The increasing complexity of the network over the last decade has IT directors looking for a better way to ensure connectivity. Cloud technology and the Internet of Things (IoT) had not come on the scene ten years ago, and therefore, so many enterprises are still under contract for network technology that doesn’t fit the current needs. Specifically, there’s interest in coming up with a multi-protocol label switching (MPLS) replacement that can reduce costs and complexity.
The benefits of implementing MPLS were clear: reduced jitter and latency and a high level of reliability that made it an ideal pathway for the needs of a decade ago. Now the cracks are becoming evident as increased network traffic starts putting on the pressure. And, there are some drawbacks, making the demand for an MPLS replacement more apparent.
MPLS is costly, and setting up a new line can take weeks, making it a bottleneck for launching a new branch and unrealistic for retail enterprises that use pop up shops.
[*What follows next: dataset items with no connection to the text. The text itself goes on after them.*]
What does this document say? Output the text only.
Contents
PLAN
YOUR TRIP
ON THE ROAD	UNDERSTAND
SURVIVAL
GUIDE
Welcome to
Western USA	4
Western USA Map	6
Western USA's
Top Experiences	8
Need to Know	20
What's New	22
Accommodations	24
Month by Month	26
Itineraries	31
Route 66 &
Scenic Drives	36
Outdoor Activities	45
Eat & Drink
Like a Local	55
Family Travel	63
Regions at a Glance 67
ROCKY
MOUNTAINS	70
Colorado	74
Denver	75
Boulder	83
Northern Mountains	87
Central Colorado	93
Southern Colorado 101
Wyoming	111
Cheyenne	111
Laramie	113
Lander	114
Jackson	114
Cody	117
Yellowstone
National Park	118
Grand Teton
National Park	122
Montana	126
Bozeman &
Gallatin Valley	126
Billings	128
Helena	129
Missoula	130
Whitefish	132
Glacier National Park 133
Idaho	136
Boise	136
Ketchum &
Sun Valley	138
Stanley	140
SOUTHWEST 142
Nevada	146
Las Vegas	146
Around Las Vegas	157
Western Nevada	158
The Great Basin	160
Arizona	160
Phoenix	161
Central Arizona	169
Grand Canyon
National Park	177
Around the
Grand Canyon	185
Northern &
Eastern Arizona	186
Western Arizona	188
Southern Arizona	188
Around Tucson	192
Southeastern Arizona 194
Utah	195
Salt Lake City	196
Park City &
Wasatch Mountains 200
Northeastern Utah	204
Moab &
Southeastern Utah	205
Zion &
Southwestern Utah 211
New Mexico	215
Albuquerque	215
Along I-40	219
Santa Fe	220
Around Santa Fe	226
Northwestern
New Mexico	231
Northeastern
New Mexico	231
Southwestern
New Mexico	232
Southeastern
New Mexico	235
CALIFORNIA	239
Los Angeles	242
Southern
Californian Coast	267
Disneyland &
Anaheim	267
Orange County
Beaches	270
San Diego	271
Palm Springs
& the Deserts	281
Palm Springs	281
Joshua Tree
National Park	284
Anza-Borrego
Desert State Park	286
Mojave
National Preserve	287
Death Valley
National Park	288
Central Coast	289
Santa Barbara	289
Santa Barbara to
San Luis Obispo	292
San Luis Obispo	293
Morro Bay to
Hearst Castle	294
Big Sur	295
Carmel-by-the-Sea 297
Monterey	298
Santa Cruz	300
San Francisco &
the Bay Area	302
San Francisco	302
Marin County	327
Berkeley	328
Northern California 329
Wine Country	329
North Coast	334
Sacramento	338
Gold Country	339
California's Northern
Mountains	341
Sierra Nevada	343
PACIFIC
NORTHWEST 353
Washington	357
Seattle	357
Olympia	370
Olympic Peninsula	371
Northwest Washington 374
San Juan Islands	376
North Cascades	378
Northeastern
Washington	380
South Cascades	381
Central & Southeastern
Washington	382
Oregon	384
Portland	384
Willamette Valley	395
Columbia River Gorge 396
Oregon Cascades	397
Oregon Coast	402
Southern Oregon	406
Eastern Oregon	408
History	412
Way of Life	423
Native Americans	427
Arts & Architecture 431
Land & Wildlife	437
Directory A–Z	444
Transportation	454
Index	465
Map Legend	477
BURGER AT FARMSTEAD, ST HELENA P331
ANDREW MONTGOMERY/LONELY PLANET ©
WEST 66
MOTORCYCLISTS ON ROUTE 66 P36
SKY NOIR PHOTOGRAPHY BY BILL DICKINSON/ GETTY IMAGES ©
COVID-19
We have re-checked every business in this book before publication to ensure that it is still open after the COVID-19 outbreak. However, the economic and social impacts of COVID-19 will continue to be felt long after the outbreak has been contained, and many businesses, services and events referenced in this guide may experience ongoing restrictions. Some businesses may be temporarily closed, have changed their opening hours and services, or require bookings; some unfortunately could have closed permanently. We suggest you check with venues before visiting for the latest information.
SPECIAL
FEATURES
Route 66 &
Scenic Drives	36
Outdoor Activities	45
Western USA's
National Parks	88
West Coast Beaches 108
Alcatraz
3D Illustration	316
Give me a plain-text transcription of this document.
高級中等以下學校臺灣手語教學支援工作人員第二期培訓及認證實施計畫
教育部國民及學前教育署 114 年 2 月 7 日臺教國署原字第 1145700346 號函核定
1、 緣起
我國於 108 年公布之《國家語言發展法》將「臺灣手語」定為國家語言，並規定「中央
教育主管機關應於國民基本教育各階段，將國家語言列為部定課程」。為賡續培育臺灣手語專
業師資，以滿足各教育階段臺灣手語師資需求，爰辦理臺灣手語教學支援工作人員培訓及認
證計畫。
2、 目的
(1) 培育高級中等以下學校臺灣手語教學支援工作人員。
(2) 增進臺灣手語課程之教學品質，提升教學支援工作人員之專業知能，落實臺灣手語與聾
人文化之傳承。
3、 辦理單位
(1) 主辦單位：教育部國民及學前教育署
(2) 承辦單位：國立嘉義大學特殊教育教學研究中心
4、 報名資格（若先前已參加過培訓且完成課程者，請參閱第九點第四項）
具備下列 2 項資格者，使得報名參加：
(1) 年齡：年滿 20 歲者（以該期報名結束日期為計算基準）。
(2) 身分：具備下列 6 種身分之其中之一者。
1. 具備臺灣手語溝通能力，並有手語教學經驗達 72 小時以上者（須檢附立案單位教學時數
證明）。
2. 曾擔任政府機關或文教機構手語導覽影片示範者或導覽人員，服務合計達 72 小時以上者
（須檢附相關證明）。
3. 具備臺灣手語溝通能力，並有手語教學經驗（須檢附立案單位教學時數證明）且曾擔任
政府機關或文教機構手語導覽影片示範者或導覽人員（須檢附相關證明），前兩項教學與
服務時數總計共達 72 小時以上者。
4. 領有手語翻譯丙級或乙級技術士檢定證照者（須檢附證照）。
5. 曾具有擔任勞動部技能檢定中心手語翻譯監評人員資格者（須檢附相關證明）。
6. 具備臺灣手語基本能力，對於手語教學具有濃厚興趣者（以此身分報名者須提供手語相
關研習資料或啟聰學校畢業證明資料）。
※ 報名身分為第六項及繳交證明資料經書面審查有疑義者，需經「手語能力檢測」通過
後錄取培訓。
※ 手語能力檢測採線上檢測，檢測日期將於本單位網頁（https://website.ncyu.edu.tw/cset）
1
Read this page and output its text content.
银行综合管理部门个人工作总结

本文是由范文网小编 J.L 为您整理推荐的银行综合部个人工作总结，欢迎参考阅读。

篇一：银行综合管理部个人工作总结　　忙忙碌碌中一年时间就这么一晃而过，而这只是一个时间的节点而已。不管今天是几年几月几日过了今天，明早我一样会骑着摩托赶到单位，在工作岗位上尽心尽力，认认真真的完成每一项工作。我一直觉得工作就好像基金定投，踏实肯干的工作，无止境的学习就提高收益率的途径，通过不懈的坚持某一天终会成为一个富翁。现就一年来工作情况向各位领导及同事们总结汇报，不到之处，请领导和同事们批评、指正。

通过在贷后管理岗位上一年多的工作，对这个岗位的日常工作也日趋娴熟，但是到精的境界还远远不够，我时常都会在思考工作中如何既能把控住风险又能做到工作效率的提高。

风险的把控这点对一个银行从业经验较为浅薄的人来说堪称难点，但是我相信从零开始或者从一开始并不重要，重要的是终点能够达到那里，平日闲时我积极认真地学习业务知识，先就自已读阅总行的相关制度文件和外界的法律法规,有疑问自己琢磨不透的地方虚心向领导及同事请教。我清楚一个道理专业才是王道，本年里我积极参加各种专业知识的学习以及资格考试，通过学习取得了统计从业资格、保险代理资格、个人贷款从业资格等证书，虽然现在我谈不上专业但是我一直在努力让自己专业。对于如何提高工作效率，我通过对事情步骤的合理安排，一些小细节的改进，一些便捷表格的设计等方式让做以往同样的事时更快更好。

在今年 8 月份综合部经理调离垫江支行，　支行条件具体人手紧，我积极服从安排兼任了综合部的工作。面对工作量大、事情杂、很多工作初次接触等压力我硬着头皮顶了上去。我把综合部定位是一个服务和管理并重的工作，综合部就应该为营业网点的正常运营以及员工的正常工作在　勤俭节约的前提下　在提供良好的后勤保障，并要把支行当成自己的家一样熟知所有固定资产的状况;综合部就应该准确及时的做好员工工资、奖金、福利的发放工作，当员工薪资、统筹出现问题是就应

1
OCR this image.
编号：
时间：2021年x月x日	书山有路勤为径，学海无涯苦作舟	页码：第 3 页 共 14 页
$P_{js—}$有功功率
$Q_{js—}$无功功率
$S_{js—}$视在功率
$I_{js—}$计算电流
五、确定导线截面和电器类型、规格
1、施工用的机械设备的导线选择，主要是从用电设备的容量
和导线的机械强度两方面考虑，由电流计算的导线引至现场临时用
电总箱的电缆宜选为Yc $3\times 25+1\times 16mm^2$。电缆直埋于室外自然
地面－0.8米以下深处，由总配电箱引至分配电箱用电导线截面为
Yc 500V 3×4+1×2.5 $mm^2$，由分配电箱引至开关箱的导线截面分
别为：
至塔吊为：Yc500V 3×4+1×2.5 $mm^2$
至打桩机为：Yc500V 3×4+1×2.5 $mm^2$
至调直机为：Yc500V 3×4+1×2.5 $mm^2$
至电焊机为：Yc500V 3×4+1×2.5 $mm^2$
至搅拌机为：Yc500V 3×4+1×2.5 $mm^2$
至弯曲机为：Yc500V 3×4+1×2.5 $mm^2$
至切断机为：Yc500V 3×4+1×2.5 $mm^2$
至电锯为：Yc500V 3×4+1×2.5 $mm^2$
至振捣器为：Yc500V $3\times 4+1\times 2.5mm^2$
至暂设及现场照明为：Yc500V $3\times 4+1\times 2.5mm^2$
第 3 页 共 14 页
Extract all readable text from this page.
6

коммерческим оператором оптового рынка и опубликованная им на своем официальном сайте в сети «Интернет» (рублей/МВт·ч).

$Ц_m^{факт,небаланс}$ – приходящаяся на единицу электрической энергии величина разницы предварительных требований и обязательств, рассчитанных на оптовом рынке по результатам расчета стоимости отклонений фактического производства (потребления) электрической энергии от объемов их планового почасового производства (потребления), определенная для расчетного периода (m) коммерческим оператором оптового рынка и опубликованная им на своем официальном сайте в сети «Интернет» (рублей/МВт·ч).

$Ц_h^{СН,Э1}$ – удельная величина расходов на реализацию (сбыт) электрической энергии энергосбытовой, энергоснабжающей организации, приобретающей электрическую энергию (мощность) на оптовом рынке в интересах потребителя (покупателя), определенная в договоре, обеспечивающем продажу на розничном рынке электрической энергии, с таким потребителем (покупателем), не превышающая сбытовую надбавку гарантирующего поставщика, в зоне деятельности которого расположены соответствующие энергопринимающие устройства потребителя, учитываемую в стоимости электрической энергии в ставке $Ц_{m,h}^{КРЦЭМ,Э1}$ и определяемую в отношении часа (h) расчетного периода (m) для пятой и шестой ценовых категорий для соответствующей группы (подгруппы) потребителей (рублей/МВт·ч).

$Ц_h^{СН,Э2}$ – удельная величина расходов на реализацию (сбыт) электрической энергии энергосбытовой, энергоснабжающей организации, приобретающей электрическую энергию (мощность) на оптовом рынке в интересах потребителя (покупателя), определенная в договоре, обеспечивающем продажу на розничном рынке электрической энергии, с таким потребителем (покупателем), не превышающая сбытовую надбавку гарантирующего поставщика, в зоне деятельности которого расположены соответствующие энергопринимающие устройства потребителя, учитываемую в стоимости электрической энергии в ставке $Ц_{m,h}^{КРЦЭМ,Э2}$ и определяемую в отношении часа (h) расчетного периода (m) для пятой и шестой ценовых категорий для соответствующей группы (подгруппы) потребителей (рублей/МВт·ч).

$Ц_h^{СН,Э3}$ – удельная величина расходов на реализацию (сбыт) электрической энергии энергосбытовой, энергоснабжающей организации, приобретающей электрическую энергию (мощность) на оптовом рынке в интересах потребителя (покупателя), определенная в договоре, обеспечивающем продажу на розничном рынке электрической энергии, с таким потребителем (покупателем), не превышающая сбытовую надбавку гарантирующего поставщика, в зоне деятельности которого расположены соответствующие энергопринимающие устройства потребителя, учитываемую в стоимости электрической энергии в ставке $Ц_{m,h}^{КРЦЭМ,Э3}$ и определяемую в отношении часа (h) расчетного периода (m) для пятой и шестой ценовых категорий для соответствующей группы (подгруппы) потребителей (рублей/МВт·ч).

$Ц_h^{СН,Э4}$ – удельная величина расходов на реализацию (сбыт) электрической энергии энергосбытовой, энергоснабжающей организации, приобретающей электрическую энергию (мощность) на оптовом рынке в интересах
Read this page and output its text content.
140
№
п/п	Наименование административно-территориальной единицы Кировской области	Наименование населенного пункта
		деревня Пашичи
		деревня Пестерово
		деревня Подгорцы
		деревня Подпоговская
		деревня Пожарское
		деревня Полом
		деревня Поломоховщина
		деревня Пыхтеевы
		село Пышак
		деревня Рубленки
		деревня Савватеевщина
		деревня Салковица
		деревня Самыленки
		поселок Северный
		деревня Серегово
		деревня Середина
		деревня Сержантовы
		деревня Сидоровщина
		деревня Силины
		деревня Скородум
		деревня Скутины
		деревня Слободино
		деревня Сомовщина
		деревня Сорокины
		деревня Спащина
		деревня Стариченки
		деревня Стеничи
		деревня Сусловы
Enterprises need a way to handle the increasing need to connect more devices to the Internet for IoT technology, and for the flood of data to and from cloud applications.
For many enterprises, they see some aid in the form of software-defined wide area networking (SD-WAN), an approach to the network that applies a virtual layer to the physical infrastructure. It provides a high level of centralized control and visibility and makes it possible to optimize network performance through pathway prioritization based on automated business policy.
While SD-WAN offers some fantastic benefits, including reduced costs and scalability, many enterprises are making the mistake of using it as a sort of band-aid on their networking solutions. The solution is often used to augment MPLS, with the idea that the enterprise can route mission-critical data transmissions to MPLS pathways while directing less-important traffic to public Internet lines. This is generally for items like email or employees using social media on break.
This approach is often justified by IT directors, citing ongoing MPLS contracts or hardware that still has some financial benefit to be gained. The problem with this augmentation, rather than an MPLS replacement, is that it can further complicate the network. The additional hardware and management complexity can result in SD-WAN and MPLS combinations taking up more time and resources in appropriate configuring and troubleshooting.
The best approach is for enterprises to look at SD-WAN as a complete MPLS replacement, and determine not to pay for MPLS any longer. While once considered a reliable and important pathway for data transmissions, enterprises should not make the mistake of opting for the familiar over the ideal.